In the last topic you learned about atmospheric refraction — light bending through layers of air. That explained twinkling and the early sunrise. This topic is a different mechanism: not bending, but scattering — light bouncing off tiny particles and being thrown in every direction. Refraction makes stars twinkle; scattering paints the sky. Keep them separate — that boundary is the single most common mix-up in this chapter.
1. Present the physical scene
Picture this. It is the middle of a clear day. You are standing in your field, no clouds anywhere. You look up — not at the Sun, but at the empty sky beside it. It is blue. A deep, even blue, top to bottom. But here is the strange part: the Sun's own light is white. So if the light pouring down is white, where did all this blue come from? The empty air is not blue paint. So why is the sky blue?
Now picture the same place, twelve hours later. The Sun is sinking towards the horizon at evening. It is no longer white or yellow — it has gone deep orange, then red. You can almost look straight at it. The very same Sun that blazed white at noon is now a calm red ball. The Sun did not change. So what changed?
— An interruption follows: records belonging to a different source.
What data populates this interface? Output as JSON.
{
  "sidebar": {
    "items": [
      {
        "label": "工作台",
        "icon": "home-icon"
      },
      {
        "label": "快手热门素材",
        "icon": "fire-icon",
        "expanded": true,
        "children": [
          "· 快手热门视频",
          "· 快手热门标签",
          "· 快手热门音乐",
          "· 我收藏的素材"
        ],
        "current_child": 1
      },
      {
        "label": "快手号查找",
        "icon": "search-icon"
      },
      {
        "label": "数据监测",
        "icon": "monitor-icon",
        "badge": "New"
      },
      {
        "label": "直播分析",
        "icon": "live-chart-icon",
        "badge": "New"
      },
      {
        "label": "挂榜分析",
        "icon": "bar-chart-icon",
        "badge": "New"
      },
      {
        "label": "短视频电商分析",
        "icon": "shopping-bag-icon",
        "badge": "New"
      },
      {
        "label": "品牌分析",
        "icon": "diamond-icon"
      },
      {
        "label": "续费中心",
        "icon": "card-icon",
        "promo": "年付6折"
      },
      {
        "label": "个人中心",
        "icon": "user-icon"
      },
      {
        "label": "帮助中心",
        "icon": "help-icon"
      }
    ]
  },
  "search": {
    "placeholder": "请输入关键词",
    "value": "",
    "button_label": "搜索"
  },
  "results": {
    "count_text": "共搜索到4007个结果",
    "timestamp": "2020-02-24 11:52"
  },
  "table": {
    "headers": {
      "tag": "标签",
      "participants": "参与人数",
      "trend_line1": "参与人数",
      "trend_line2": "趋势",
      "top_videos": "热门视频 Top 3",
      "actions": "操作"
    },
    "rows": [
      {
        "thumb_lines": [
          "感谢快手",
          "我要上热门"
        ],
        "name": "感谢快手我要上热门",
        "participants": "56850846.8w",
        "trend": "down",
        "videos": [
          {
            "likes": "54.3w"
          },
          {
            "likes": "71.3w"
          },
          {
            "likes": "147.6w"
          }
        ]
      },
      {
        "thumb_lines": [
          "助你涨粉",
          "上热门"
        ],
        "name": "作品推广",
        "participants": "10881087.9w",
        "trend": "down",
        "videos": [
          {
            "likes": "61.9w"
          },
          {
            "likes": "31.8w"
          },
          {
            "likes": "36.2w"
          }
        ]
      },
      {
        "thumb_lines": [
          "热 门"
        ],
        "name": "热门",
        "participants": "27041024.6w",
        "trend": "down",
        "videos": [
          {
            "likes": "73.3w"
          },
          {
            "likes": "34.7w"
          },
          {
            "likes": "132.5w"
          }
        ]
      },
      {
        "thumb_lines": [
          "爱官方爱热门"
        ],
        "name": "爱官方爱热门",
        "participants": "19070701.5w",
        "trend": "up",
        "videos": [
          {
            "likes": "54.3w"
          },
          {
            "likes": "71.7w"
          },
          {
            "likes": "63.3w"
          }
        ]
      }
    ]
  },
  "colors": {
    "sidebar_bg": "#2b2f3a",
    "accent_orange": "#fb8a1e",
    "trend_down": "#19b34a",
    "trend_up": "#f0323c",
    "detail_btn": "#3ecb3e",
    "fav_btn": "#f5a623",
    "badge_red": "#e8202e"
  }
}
Stop scrolling. Try it in your head before reading on. White sunlight comes straight down all day. At noon the sky is blue and the Sun is white. At sunset the Sun is red. The Sun itself is the same. So the air must be doing something to the light on its way to your eye. What could the air be doing — and why would it do it differently at noon and at sunset?
(Answer: the air is full of tiny particles — air molecules, dust, water droplets. They take the incoming white light and throw it off in all directions. This throwing-off is called scattering. And here is the key: the air scatters the blue part of sunlight far more than the red part. That one fact — blue scatters more — explains the blue sky, the red sunset, and everything else in this lesson.)
You can now name the scene we are about to explain: white sunlight passes through air full of tiny particles, those particles scatter the light, and they scatter blue much more strongly than red.